But unlike an egg’s cracked shell, tectonic plates travel. Think of the mantle as the thick white part of a hard-boiled egg.Earth’s hot, liquid innards also are always in motion.After millions of years, the oldest, coolest parts of the plate sink back into the mantle, where they remelt again.“It’s like a giant conveyor belt,” explains geophysicist Kerry Key at the Scripps Institution of Oceanography. That conveyer belt drives the movement of the plates.
But unlike an egg’s cracked shell, tectonic plates travel. Think of the mantle as the thick white part of a hard-boiled egg.Earth’s hot, liquid innards also are always in motion.
As Earth’s plates kept moving, those landmasses each broke apart more.
As they spread and traveled, they evolved into our modern continents.
Over millions of years, though, those centimeters add up.
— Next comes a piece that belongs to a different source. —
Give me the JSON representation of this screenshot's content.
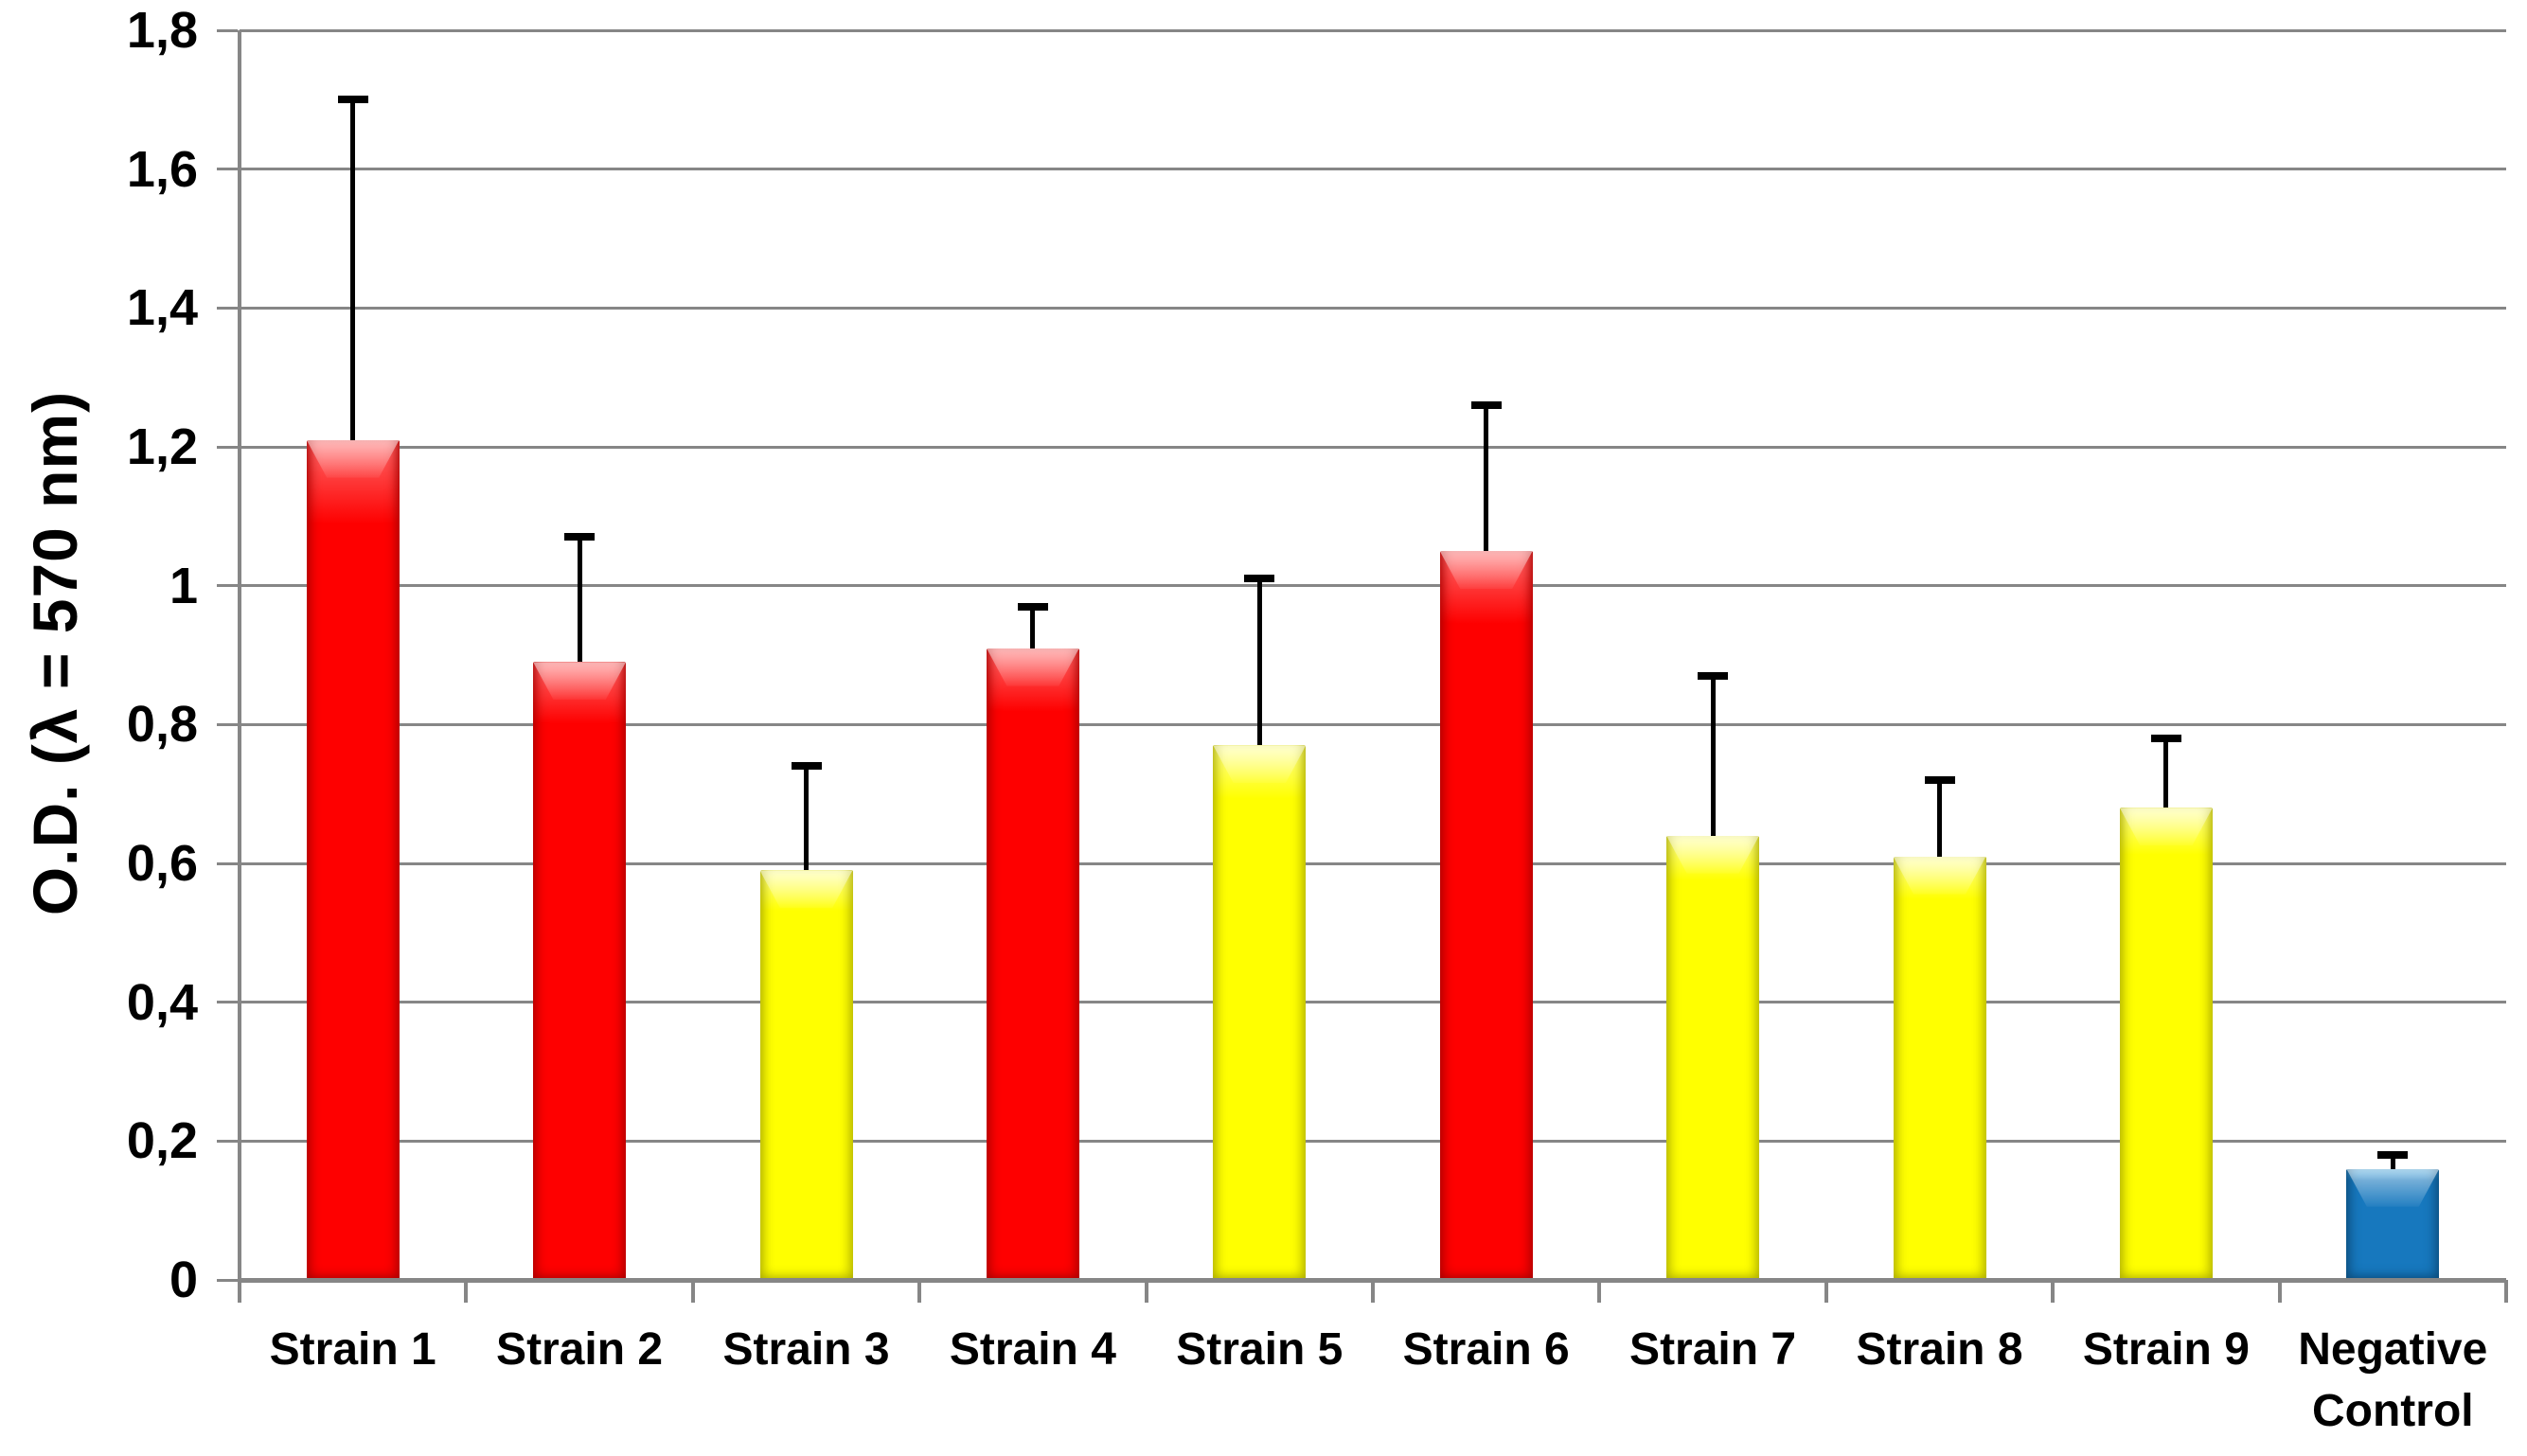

For instance, roughly 250 million years ago, Earth had one giant landmass: Pangaea.
Plate movement split Pangaea into two huge continents, called Laurasia and Gondwanaland.
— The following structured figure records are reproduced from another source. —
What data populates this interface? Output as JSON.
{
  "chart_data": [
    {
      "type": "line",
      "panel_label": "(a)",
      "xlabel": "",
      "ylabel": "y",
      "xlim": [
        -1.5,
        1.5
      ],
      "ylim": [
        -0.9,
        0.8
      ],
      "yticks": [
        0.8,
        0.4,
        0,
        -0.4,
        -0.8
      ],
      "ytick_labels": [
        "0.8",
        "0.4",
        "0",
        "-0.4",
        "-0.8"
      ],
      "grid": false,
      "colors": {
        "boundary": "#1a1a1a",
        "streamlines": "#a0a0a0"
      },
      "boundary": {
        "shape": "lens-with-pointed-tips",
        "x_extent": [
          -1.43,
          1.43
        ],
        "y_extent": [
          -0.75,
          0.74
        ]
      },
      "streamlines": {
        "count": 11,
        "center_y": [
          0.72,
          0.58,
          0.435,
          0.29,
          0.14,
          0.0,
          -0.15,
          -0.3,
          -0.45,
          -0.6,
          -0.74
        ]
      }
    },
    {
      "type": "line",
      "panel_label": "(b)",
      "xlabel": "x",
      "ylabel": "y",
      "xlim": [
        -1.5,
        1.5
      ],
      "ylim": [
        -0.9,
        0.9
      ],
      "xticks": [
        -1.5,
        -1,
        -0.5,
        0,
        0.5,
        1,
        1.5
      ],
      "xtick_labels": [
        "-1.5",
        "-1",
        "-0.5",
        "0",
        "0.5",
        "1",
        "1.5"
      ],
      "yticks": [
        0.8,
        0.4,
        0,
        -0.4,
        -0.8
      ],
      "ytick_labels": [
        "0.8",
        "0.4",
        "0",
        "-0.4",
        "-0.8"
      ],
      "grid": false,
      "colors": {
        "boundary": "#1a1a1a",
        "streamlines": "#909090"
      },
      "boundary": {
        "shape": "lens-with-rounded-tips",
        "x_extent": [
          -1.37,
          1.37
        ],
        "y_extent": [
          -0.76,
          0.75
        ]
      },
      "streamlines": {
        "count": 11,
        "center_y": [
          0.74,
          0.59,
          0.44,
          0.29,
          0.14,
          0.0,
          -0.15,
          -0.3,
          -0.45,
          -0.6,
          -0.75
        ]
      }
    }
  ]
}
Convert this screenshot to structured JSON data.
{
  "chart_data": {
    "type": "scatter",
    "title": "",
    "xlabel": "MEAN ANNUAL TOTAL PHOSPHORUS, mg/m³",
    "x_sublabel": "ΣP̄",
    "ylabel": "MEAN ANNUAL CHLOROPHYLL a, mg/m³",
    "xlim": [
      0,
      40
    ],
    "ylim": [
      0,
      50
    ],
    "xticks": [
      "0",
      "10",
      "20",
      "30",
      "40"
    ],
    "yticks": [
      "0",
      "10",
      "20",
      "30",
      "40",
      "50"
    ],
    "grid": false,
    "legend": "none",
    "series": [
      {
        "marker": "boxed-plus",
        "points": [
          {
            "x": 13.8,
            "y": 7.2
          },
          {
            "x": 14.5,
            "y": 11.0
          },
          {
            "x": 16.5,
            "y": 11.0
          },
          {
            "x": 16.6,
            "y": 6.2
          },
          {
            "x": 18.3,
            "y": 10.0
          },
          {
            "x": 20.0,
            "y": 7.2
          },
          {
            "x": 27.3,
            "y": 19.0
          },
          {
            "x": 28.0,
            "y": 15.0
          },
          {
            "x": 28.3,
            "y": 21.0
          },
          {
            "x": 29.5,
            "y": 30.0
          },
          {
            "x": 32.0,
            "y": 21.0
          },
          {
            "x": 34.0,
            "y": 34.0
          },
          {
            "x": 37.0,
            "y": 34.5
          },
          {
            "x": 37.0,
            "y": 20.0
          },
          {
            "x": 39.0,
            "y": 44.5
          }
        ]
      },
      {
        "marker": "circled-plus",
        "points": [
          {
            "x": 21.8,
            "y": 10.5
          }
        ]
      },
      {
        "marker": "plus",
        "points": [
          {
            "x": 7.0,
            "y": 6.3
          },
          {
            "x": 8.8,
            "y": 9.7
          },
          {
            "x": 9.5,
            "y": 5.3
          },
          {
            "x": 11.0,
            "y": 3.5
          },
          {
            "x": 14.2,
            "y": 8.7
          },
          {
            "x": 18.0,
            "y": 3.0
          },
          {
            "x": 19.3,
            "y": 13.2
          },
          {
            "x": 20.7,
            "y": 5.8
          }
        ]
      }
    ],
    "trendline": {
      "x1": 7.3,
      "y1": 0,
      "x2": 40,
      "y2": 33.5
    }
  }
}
That’s because warmer materials are generally less dense than cooler ones, notes geologist Mark Behn.
He's at the Woods Hole Oceanographic Institution in Massachusetts.Some span thousands of kilometers (miles) on a side.In all, a dozen major plates cover Earth’s surface.She’s a geologist at Central Washington University in Ellensburg. If scientists could warn people when these events were coming, they also might help limit damage.continent (in geology) The huge land masses that sit upon tectonic plates.In modern times, there are six geologic continents: North America, South America, Eurasia, Africa, Australia and Antarctic.earthquake A sudden and sometimes violent shaking of the ground, sometimes causing great destruction, as a result of movements within Earth’s crust or of volcanic action.fault In geology, a fracture along which there is movement of part of Earth’s rocky, outermost shell, or lithosphere.Planetary geology is the science of studying the same things about other planets.geophysics The study of matter and energy on Earth and how they interact.Pangaea The supercontinent that existed from about 300 to 200 million years ago and was composed of all of the major continents seen today, squished together.plate tectonics The study of massive moving pieces that make up Earth’s outer layer, which is called the lithosphere, and the processes that cause those rock masses to rise from inside Earth, travel along its surface, and sink back down.subduct or subduction The process by which tectonic plates sink or slide back from Earth’s outer layer into its middle layer, called the mantle.subduction zone A large fault where one tectonic plate sinks beneath another as they collide.So, hot stuff in Earth’s middle “rises up — kind of like a lava lamp,” he explains.“Once it gets back to the surface and cools off again, then it will sink back down.”The rising of hot rock from the mantle to Earth’s surface is called upwelling. Over time, the cooling outer crust becomes thicker and heavier.geology The study of Earth’s physical structure and substance, its history and the processes that act on it.People who work in this field are known as geologists.